Users, Groups, and Access Policy for Linux

Summary of policy

  1. User accounts for humans must be domain accounts.
  2. Groups must be domain groups.
  3. Service accounts must be local accounts and have a unique uid within the entire environment.
  4. Passwordless login is allowed within guidelines.
  5. The name of a user or group must not have any spaces.
  6. Access to servers is granted to only groups, not individual users.
  7. Service accounts may be granted direct ssh access within guidelines.

Annotated policy

  1. User accounts for humans must be domain accounts.
  2. Groups must be domain groups.
    1. Centralized user and group administration is a corporate standard and is necessary for our scale of operations.
    2. The domain to use, unless under special circumstances, is Active Directory domain PROD1.
  3. Service accounts must be local accounts.
    1. Service accounts are used by applications and processes that should run independently of any individual users, and should not depend on domain resolution.
    2. UIDs for local accounts must be unique within the entire environment.
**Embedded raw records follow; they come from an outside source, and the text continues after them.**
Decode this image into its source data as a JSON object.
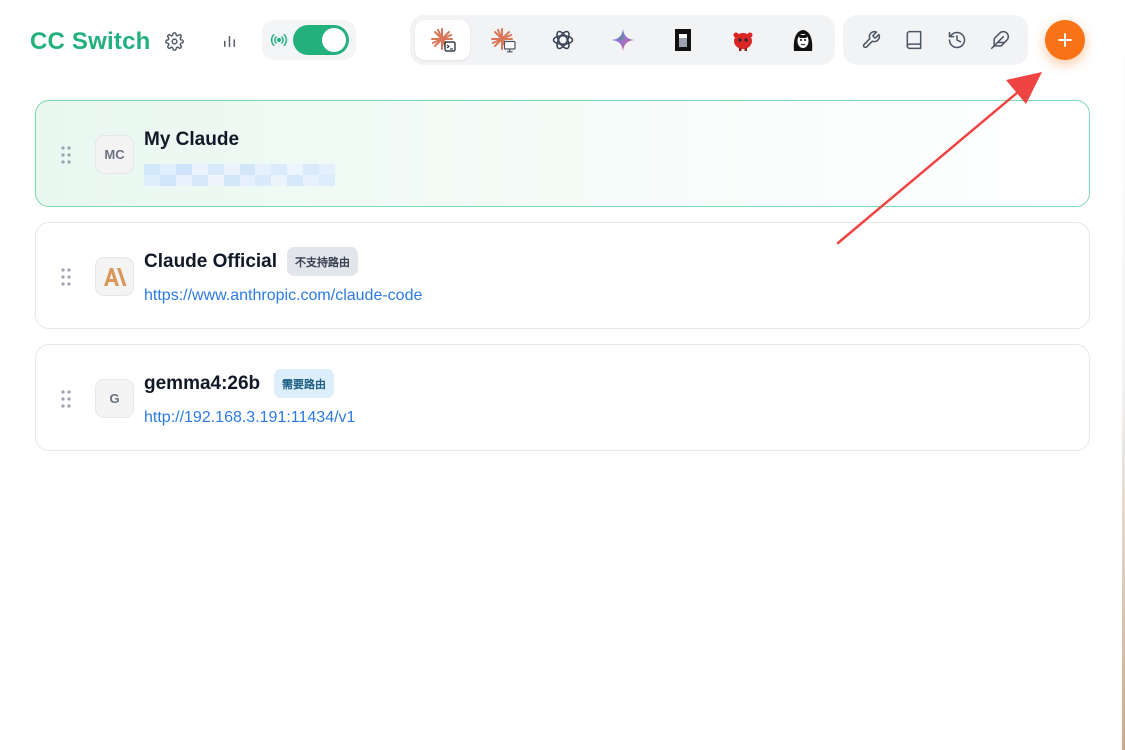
{
  "app": {
    "title": "CC Switch"
  },
  "header": {
    "settings_icon": "gear-icon",
    "stats_icon": "bar-chart-icon",
    "proxy": {
      "icon": "broadcast-icon",
      "enabled": true
    }
  },
  "app_tabs": [
    {
      "name": "claude-code",
      "icon": "claude-terminal-icon",
      "active": true
    },
    {
      "name": "claude-desktop",
      "icon": "claude-desktop-icon",
      "active": false
    },
    {
      "name": "openai-codex",
      "icon": "openai-icon",
      "active": false
    },
    {
      "name": "gemini",
      "icon": "gemini-icon",
      "active": false
    },
    {
      "name": "opencode",
      "icon": "opencode-icon",
      "active": false
    },
    {
      "name": "mascot-app",
      "icon": "red-mascot-icon",
      "active": false
    },
    {
      "name": "character-app",
      "icon": "character-icon",
      "active": false
    }
  ],
  "tools": [
    {
      "name": "tools",
      "icon": "wrench-icon"
    },
    {
      "name": "prompts",
      "icon": "book-icon"
    },
    {
      "name": "history",
      "icon": "history-icon"
    },
    {
      "name": "skills",
      "icon": "feather-icon"
    }
  ],
  "add_button": {
    "icon": "plus-icon"
  },
  "providers": [
    {
      "name": "My Claude",
      "avatar": "MC",
      "active": true,
      "url_redacted": true,
      "badge": null,
      "url": ""
    },
    {
      "name": "Claude Official",
      "avatar_icon": "anthropic-logo-icon",
      "active": false,
      "badge": "不支持路由",
      "url": "https://www.anthropic.com/claude-code"
    },
    {
      "name": "gemma4:26b",
      "avatar": "G",
      "active": false,
      "badge": "需要路由",
      "url": "http://192.168.3.191:11434/v1"
    }
  ],
  "colors": {
    "brand_green": "#22b07d",
    "accent_orange": "#f97316",
    "link_blue": "#2c7be5",
    "annotation_red": "#ef4444"
  }
}
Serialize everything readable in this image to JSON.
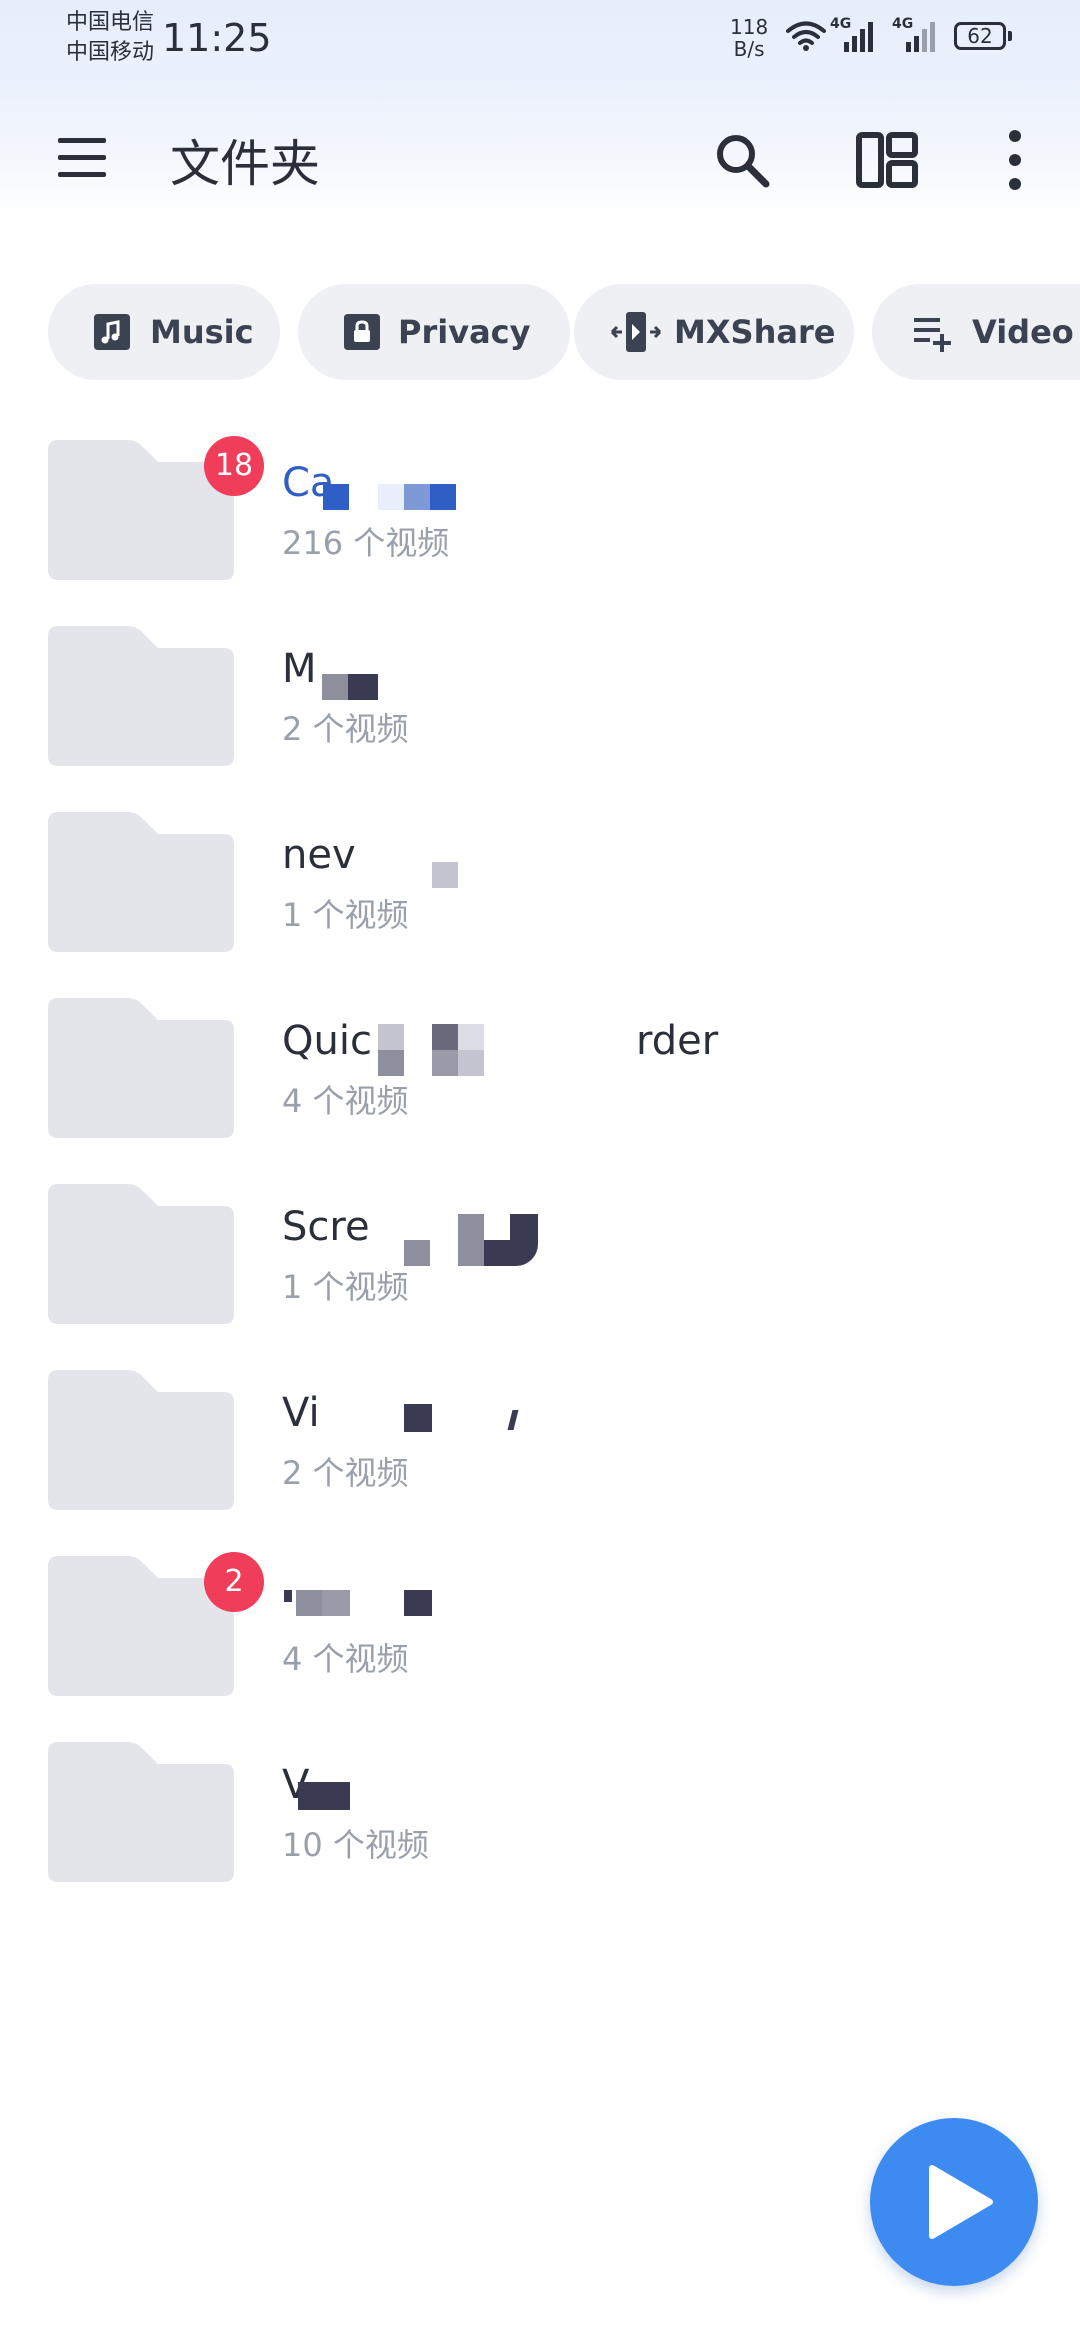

For example, the service account "abcapp" is UID 9950 and no other local account can use that UID anywhere. These UIDs are managed by the Linux Engineering team in file control5:/etc/ansible/uid_gid.
  4. Passwordless login is allowed within guidelines.
    1. Kerberos (GSSAPI) authentication between hosts joined to the same domain is enabled by our server configuration standard.
    2. Ssh key authentication for users and service accounts is allowed and users may manage their own keys.
  5. The name of a user or group must not have any spaces.
    1. While spaces can technically be used, the complexity of supporting spaces in user and group names reduces the effectiveness of automation.
  6. Access to servers is granted to only groups, not individual users.
    1. To comply with RBAC guidelines, access must be provided to only groups, even if this means adding a group in the same domain as a single user to provide access to that user. A recommended group name is username_ssh, e.g., mysql_ssh.
  7. Service accounts may be granted direct ssh access within guidelines.
    1. Most access to service accounts is through sudo su $SERVICEACCOUNT.
    2. Applications and processes with a valid business justification for direct ssh access will be granted direct access after approval . Abuse of a service account direct ssh access includes a human logging in to a service account over direct ssh to an interactive shell. Any such abuse may cause the service account direct ssh access to be revoked.